Saturday, August 20, 2011

Trouble Trouble Trouble

Oh God, I am in so much trouble. Like, words cannot even describe how gleefully terrified I am right now.

Short version:
I kissed Fsb. And it was great. And now I don't know if I should try to keep it from Wsb or not.

Long version:
You have to know that Fsb and I have a history completely separate of all the recent events. I met him about a year ago with some friends on Pearl, and we all spent the day chilling. We've been in random contact for all the time since, and despite him being massively involved with his (now ex) girlfriend, we've been always been mildly flirtacious with each other. So this is not completely coming from the vengeful place where you think it might be coming from.

We decided to hang out tonight, and it was completely friendly. We walked around old town (which is the part of town where all the houses are old as fuck and the streets are windy and badly lit) and talked pretty thoroughly about the Wsb situation.

Fsb's main issue is not the fact the his girlfriend cheated, it was that she cheated with his former best friend, and that his former best friend let it happen, which I think is a very understandable platform to have on the matter. My main issue was that Wsb essentially led me on, then acted as if he did absolutely nothing wrong (which although he technically didn't, he totally did). He made me think I had a chance, but I just turned out to be convenient.

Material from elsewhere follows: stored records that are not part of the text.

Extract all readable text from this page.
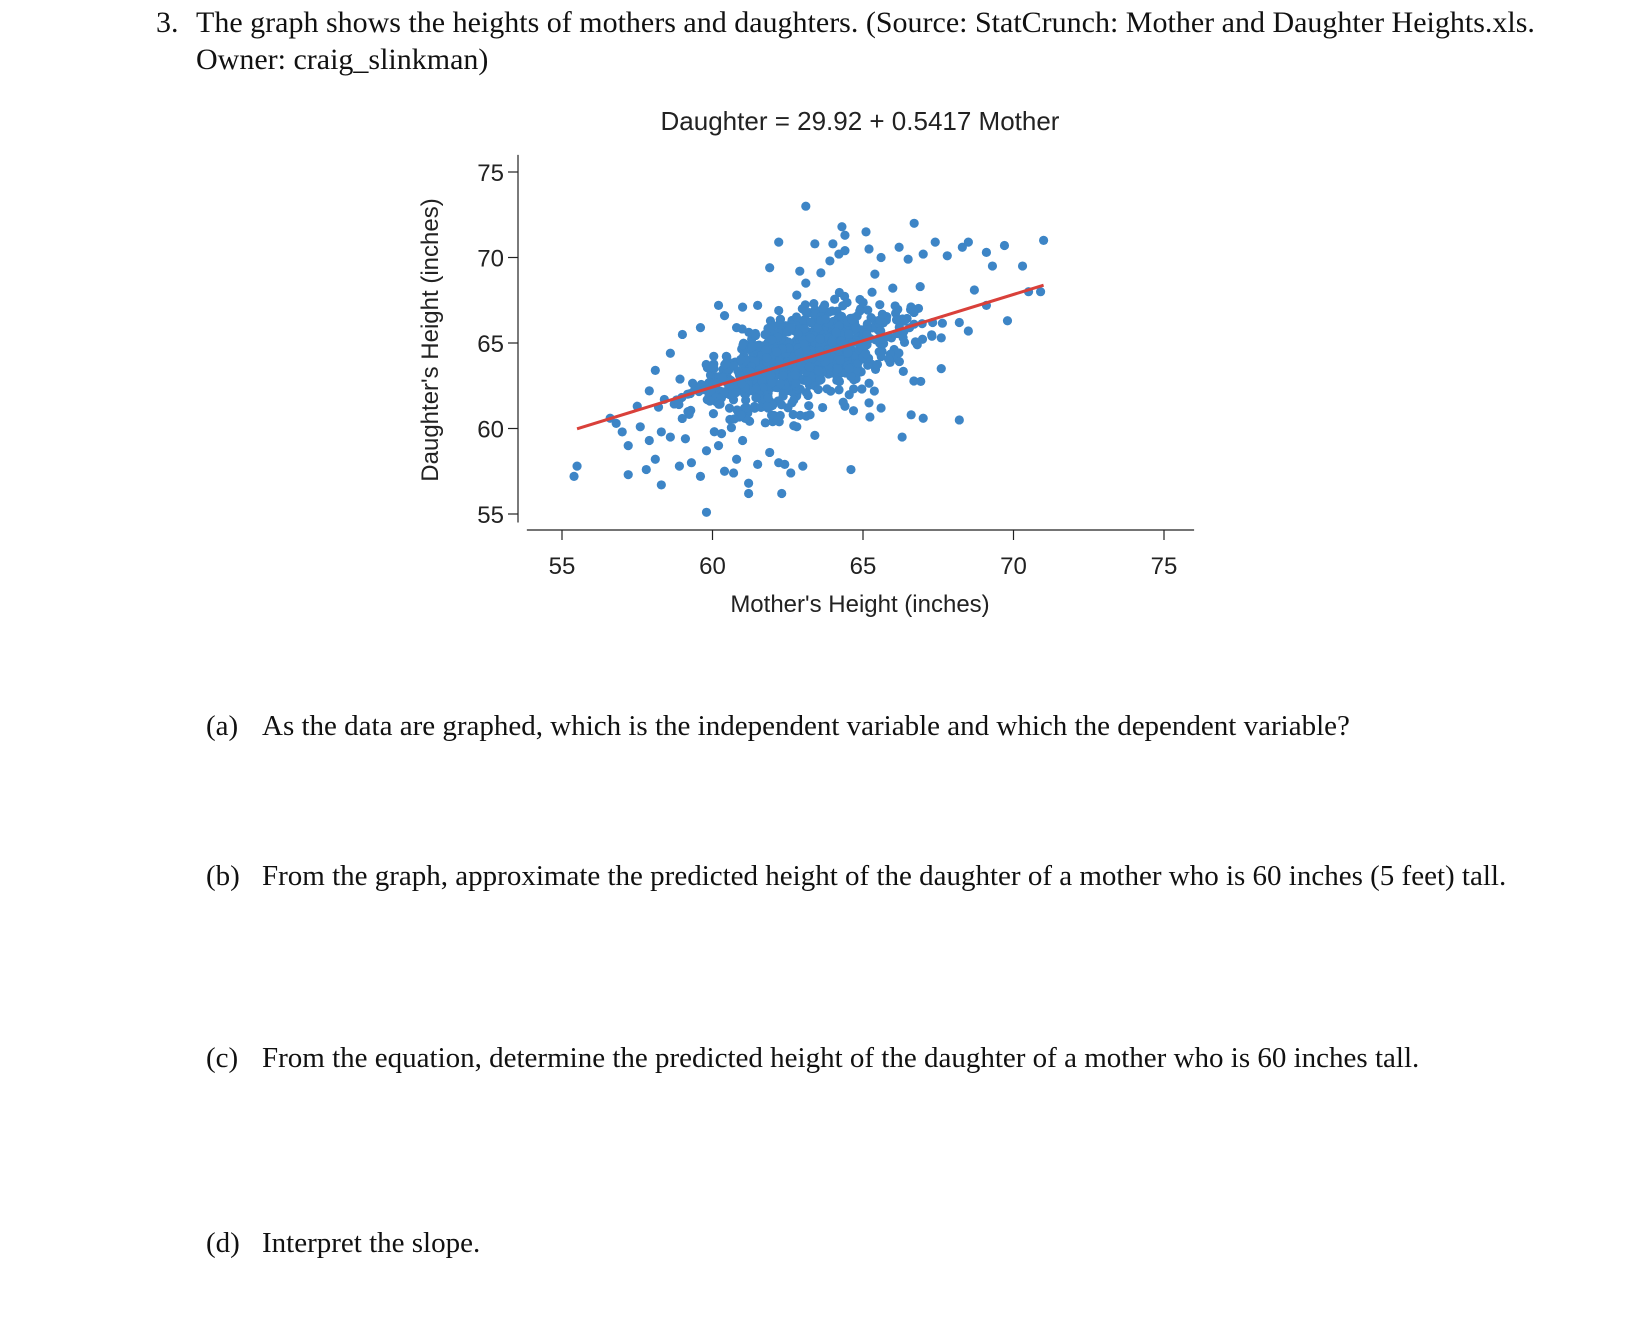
3. The graph shows the heights of mothers and daughters. (Source: StatCrunch: Mother and Daughter Heights.xls. Owner: craig_slinkman)
Daughter = 29.92 + 0.5417 Mother
Daughter's Height (inches)
Mother's Height (inches)
55
60
65
70
75
55	60	65	70	75
(a) As the data are graphed, which is the independent variable and which the dependent variable?
(b) From the graph, approximate the predicted height of the daughter of a mother who is 60 inches (5 feet) tall.
(c) From the equation, determine the predicted height of the daughter of a mother who is 60 inches tall.
(d) Interpret the slope.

So there we were, Fsb and I, chilling in the playground at the back of a Catholic elementary school, when Fsb straight up asks me if I want to hook up. Initially, I said no, knowing that he had vengeful motives. The dude can be ridiculously manipulative, vindictive, and scheming. I asked him seriously if things were done between he and his ex (because they've been on again/off again for forever, and I didn't want to be a rebound in the middle of an off again period) and if he was only asking to get back at Wsb.

He told me that he and his ex were done. History. And I not quite believed him, but he sounded pretty serious. He then told me that it wasn't only to get back at Wsb, but that he'd had a small thing for me since we met. And then he leaned in... and I pushed him away again, telling him that the timing was terrible and I felt like his tool of vengeance, not his conquest.
He laughed and began to back off, and then I kissed him.

And God, did it feel good.

After 3 weeks of the same, it was nice to feel someone new, with new tricks and new traits. And I knew that I felt just as vengeful as he did, and that the fact that he had his hand up my shirt in the playground of a Catholic school just made the whole situation that much more evil-feeling. And with all the spite and vengeance raging inside me, I felt really good for the first time all week.

Afterwards, he was talking about how he hoped I would tell Wsb and that he wanted to watch the drama unfold. He wanted to know that his vengeance had been wrought. He told me that I should tell Wsb about it, just to watch the shit blow up.

Here's the issue: I'm really not that angry at Wsb anymore. It's more just pity and disgust, and I see no reason for more hurt to happen in this situation. And I don't know wether to tell Wsb or not if he asks about the bruises on my neck. I'm a truly vindictive bitch, but I cannot forget the amazing 3 weeks that I had prior to the situation.

I don't know what I think of Wsb. One morning, I woke up in love with him, actually crying because I knew he'd be leaving soon and I didn't know how to say goodbye. By the end of that day, I never wanted to speak to him, let alone see his face again.

And now I've kissed Fsb, and I have the power to completely betray Wsb in return for his betrayal of me, the question is, will I use it? Will I knowingly hurt the boy that I was so enamored of? If I do, where will that put me on the hypocrisy scale? Where will I stand with Fsb?


Good God, I'm in trouble.
Julia

1 comment:

  1. No. Don't hurt anyone. That's all I'm going to say.